The samples have a clarity in the mid to high frequencies which is particularly good. I converted them directly to wav and then maintained this format, i.e. no re-compression.

So, whilst I would agree in theory that MP3 samples should yield a poor soundfont, in practise it doesn't have to be the case.

In reply to by bottrop

I still don't have the foggiest idea what you are on about.

I have incorporated the guitar samples into a soundfont and, in the process, checked each sample. A few were at an inconsistent volume level, one had a 'click' sound in it and another had some extraneous noise at the end. The rest were high quality and, since there were samples for nearly every pitch, it was easy to work around these issues.

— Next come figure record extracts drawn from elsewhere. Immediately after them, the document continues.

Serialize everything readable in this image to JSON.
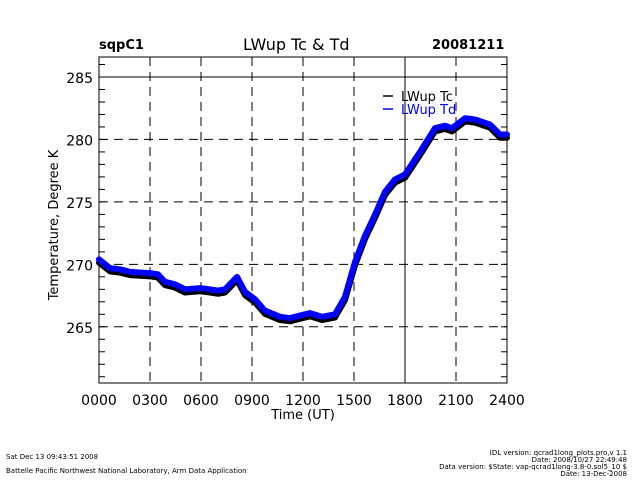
{
  "header": {
    "site": "sqpC1",
    "date": "20081211"
  },
  "chart_data": {
    "type": "line",
    "title": "LWup Tc & Td",
    "xlabel": "Time (UT)",
    "ylabel": "Temperature, Degree K",
    "xlim": [
      0,
      24
    ],
    "ylim": [
      260.5,
      286.6
    ],
    "x_ticks": [
      0,
      3,
      6,
      9,
      12,
      15,
      18,
      21,
      24
    ],
    "x_tick_labels": [
      "0000",
      "0300",
      "0600",
      "0900",
      "1200",
      "1500",
      "1800",
      "2100",
      "2400"
    ],
    "y_ticks": [
      265,
      270,
      275,
      280,
      285
    ],
    "y_tick_labels": [
      "265",
      "270",
      "275",
      "280",
      "285"
    ],
    "grid": true,
    "legend_position": "top-right",
    "series": [
      {
        "name": "LWup Tc",
        "color": "#000000",
        "x": [
          0,
          0.65,
          1.24,
          1.82,
          3.0,
          3.47,
          3.88,
          4.47,
          5.06,
          5.94,
          6.53,
          7.0,
          7.41,
          8.12,
          8.59,
          9.18,
          9.76,
          10.65,
          11.24,
          11.82,
          12.41,
          13.12,
          13.88,
          14.47,
          15.06,
          15.65,
          16.24,
          16.82,
          17.41,
          18.0,
          18.88,
          19.76,
          20.35,
          20.76,
          21.53,
          22.12,
          23.0,
          23.59,
          24.0
        ],
        "y": [
          270.3,
          269.6,
          269.5,
          269.3,
          269.2,
          269.1,
          268.5,
          268.3,
          267.9,
          268.0,
          267.9,
          267.8,
          267.9,
          268.9,
          267.7,
          267.1,
          266.2,
          265.7,
          265.6,
          265.8,
          266.0,
          265.7,
          265.9,
          267.3,
          270.1,
          272.2,
          273.9,
          275.7,
          276.7,
          277.1,
          278.9,
          280.8,
          281.0,
          280.8,
          281.6,
          281.5,
          281.1,
          280.3,
          280.3
        ]
      },
      {
        "name": "LWup Td",
        "color": "#0000ff",
        "x": [
          0,
          0.65,
          1.24,
          1.82,
          3.0,
          3.47,
          3.88,
          4.47,
          5.06,
          5.94,
          6.53,
          7.0,
          7.41,
          8.12,
          8.59,
          9.18,
          9.76,
          10.65,
          11.24,
          11.82,
          12.41,
          13.12,
          13.88,
          14.47,
          15.06,
          15.65,
          16.24,
          16.82,
          17.41,
          18.0,
          18.88,
          19.76,
          20.35,
          20.76,
          21.53,
          22.12,
          23.0,
          23.59,
          24.0
        ],
        "y": [
          270.4,
          269.7,
          269.6,
          269.4,
          269.3,
          269.2,
          268.6,
          268.4,
          268.0,
          268.1,
          268.0,
          267.9,
          268.0,
          269.0,
          267.8,
          267.2,
          266.3,
          265.8,
          265.7,
          265.9,
          266.1,
          265.8,
          266.0,
          267.4,
          270.2,
          272.3,
          274.0,
          275.8,
          276.8,
          277.2,
          279.0,
          280.9,
          281.1,
          280.9,
          281.7,
          281.6,
          281.2,
          280.4,
          280.4
        ]
      }
    ]
  },
  "footer": {
    "timestamp": "Sat Dec 13 09:43:51 2008",
    "credit": "Battelle Pacific Northwest National Laboratory, Arm Data Application",
    "idl_version": "IDL version: qcrad1long_plots.pro,v 1.1",
    "idl_date": "Date: 2008/10/27 22:49:48",
    "data_version": "Data version: $State: vap-qcrad1long-3.8-0.sol5_10 $",
    "data_date": "Date: 13-Dec-2008"
  }
}
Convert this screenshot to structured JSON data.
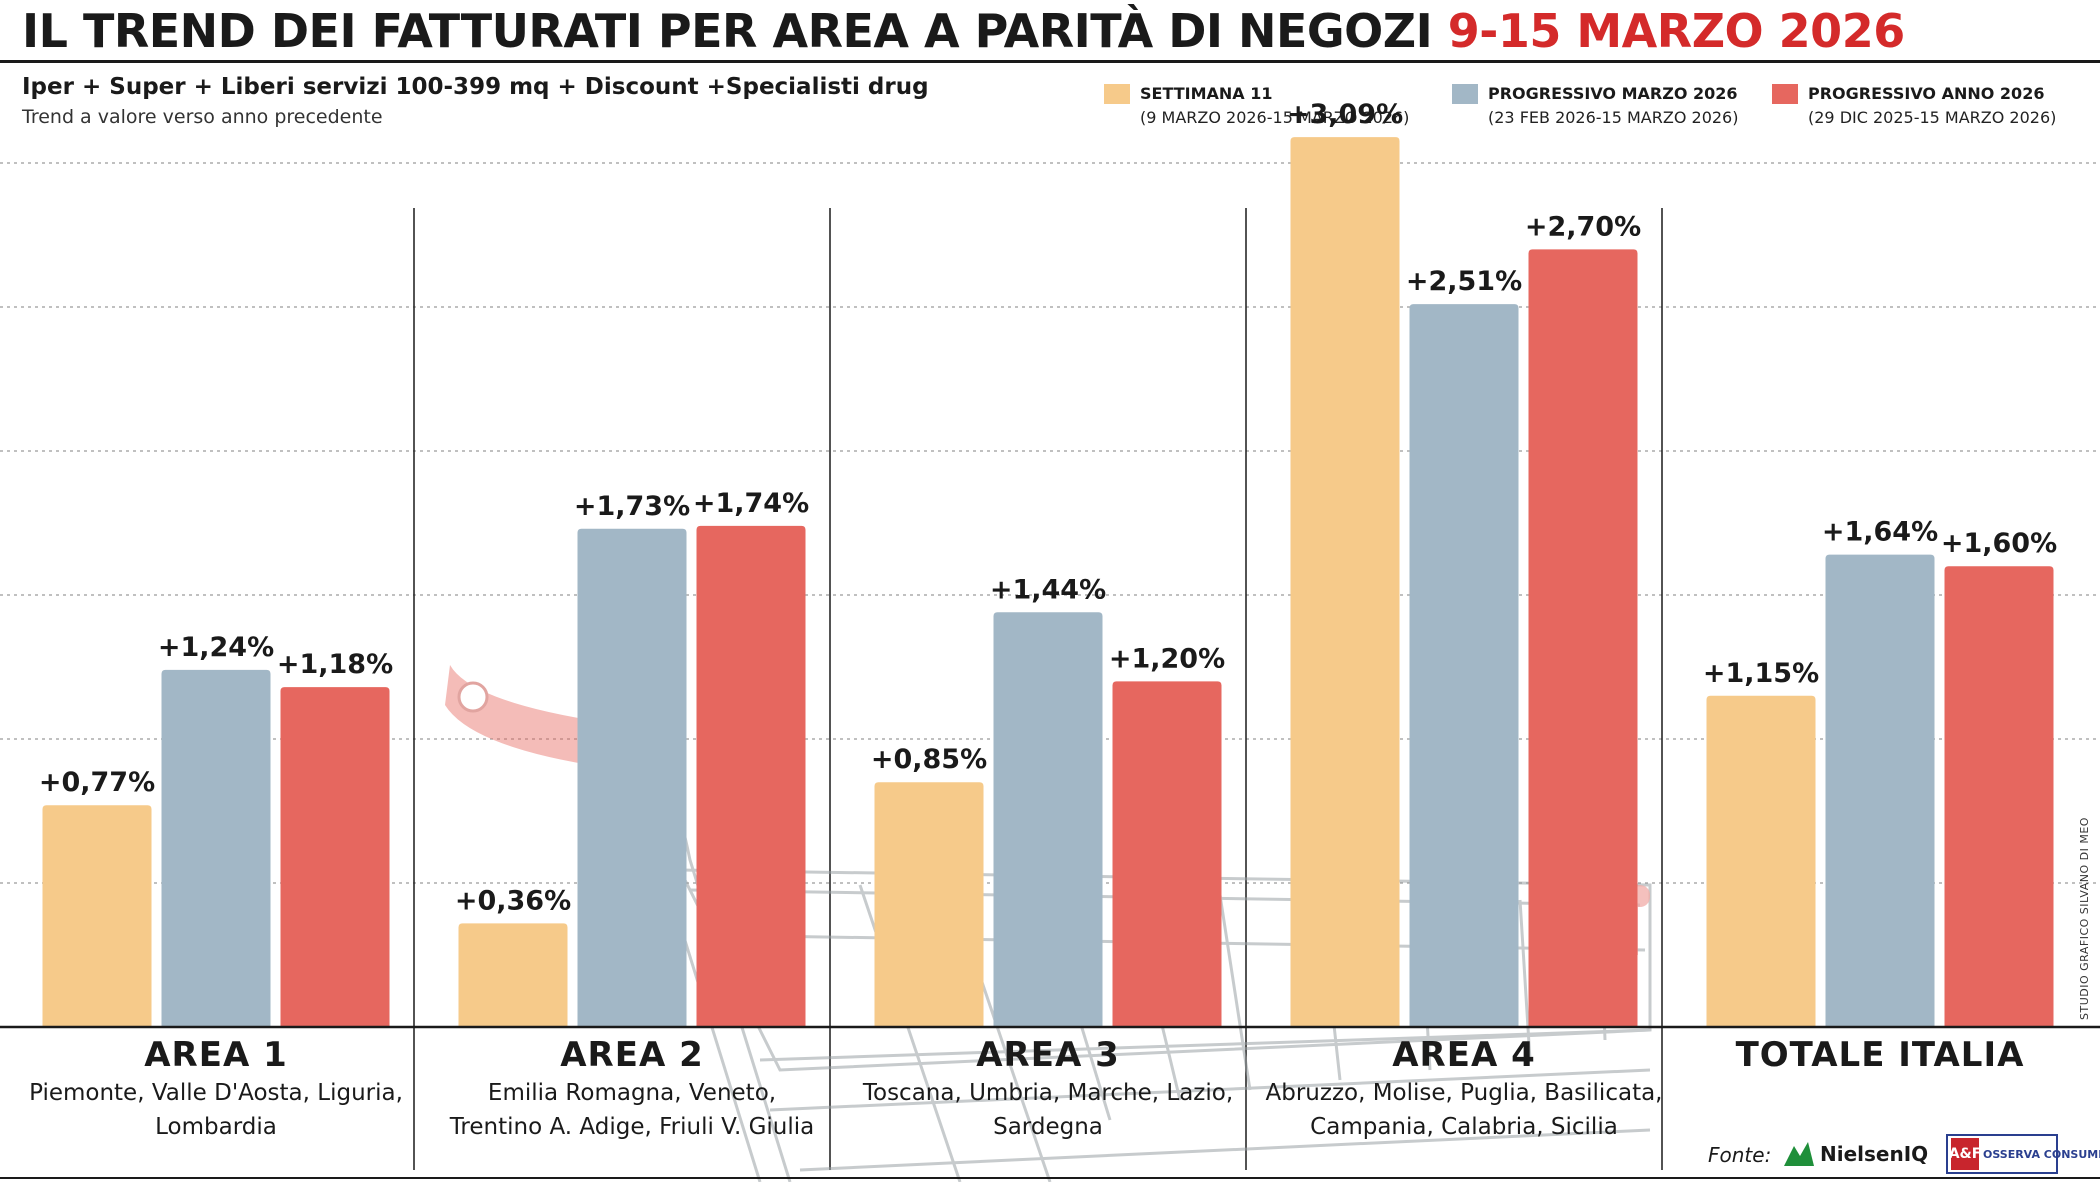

I assumed that the violin samples are of equal quality but maybe they are not. What bells and piano have to do with any of this eludes me.

In reply to by bottrop

Thanks for the comment. Since Chevaliers is supposed to be a rich orchestral piece, I did not want to highlight the violin or strings over any other instrument. I intentionally wanted it all to blend together, particularly as I added a new instrument with every stanza. However, by using the "P" preset violin in Violin all around, I really loved the melodic smoothness of its sound within this score.

Maybe, just maybe, the final great solution would be MuseScore had the capability to directly use the samples one by one. So, we could decide which sample use to which instrument.

Of course, I'm talking just because I have a great mouth. I don't know if there is something like that somewhere, hihihi.